There is a weight space decomposition for all finite-dimensional Lie algebras $L$ over a field $K$ of characteristic zero, which later is used for the root space decomposition in the semisimple case. For this, let $H$ be a Lie subalgebra of $L$, and consider the restriction of the adjoint representation to $H$, i.e., ${\rm ad}:H\rightarrow \mathfrak{gl}(L)$, and define the generalized eigenspace
$$
L_{\lambda}(h)=\{ x\in L\mid (ad(h)-\lambda id)^nx=0 \text{ for some } n\},
$$
for $h\in H$. If $K$ is algebraically closed, the Jordan decomposition of $ad(h)$ gives
$$
L=L_0(h)\oplus \bigoplus_{i=1}^p L_{\lambda_i}(h),
$$
where $0,\lambda_1,\ldots ,\lambda_p$ are the distinct eigenvalues of $ad(h)$.

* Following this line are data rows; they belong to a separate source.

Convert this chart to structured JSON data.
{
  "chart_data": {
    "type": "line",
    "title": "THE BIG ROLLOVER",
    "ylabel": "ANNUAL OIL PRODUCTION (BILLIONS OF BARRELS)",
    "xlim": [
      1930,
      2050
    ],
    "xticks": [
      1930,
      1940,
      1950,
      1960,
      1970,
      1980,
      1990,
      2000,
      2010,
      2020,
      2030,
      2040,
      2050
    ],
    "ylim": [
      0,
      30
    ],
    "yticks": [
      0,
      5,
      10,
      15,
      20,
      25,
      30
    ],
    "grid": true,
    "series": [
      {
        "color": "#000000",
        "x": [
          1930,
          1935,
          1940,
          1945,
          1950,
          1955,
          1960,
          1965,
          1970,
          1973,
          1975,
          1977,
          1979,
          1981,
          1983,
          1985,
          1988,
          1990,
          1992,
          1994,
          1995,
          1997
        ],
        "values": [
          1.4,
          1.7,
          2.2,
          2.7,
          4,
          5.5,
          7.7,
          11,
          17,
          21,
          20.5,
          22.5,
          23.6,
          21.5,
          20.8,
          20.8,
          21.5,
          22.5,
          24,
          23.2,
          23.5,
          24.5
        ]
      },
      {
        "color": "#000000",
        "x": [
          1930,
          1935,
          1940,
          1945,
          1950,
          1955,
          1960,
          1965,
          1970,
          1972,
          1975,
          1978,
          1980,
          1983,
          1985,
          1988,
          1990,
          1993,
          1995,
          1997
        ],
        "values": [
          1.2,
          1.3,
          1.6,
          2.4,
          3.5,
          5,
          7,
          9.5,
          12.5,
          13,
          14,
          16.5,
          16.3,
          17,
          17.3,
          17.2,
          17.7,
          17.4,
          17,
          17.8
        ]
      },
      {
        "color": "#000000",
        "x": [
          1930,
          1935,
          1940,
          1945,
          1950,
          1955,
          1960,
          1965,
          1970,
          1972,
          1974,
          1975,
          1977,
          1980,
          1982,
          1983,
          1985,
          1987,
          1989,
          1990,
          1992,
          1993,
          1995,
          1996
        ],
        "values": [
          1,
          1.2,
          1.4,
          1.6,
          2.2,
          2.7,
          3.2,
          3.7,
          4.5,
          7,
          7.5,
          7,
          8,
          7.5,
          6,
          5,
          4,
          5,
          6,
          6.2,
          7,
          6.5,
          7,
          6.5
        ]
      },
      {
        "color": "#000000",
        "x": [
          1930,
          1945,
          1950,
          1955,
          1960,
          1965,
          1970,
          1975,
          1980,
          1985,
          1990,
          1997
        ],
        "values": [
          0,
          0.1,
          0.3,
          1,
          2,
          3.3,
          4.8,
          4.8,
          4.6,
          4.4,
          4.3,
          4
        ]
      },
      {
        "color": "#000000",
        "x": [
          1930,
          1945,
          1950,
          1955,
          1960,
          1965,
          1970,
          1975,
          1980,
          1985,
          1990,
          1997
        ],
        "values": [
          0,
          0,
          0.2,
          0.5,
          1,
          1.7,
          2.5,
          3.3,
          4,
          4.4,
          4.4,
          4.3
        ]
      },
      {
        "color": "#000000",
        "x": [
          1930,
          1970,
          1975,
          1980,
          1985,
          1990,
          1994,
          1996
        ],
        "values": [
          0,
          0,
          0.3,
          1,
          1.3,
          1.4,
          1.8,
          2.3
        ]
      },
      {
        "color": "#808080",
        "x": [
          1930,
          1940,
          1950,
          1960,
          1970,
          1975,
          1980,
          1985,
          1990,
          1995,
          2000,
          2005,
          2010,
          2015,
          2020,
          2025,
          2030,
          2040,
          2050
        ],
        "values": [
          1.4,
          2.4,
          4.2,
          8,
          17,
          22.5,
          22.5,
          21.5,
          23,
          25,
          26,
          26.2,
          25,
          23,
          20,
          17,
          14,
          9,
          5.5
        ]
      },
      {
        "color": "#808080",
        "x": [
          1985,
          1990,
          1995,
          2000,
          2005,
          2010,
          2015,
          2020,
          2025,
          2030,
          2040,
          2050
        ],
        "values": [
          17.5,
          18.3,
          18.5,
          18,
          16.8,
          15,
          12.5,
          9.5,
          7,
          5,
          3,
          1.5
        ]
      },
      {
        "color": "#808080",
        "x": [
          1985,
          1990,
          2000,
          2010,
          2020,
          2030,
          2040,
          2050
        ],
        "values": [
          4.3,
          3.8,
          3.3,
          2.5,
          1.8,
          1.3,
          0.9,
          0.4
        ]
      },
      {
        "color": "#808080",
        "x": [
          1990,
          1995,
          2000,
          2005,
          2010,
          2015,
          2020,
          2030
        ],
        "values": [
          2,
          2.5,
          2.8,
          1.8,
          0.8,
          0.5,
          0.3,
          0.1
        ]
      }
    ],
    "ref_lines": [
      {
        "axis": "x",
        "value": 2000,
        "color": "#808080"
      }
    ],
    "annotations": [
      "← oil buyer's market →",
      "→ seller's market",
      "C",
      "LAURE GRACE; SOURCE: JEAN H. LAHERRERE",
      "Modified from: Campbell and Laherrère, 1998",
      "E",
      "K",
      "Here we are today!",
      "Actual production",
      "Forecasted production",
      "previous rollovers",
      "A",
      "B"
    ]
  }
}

Now for each function $\alpha:H\rightarrow K$ let
$$
L_{\alpha}=\bigcap_{h\in H}L_{\alpha(h)}(h).
$$
Then the result is:
Theorem: Let $K$ be algebraically closed and $H\subseteq L$ be a nilpotent subalgebra. Then we have the weight space decomposition
$$
L=\bigoplus_{\alpha:H\rightarrow K}L_{\alpha},
$$
such that $H\subseteq L_0$, $[L_{\alpha},L_{\beta}]\subseteq L_{\alpha+\beta}$, and
$[H,L_{\alpha}]\subseteq L_{\alpha}$.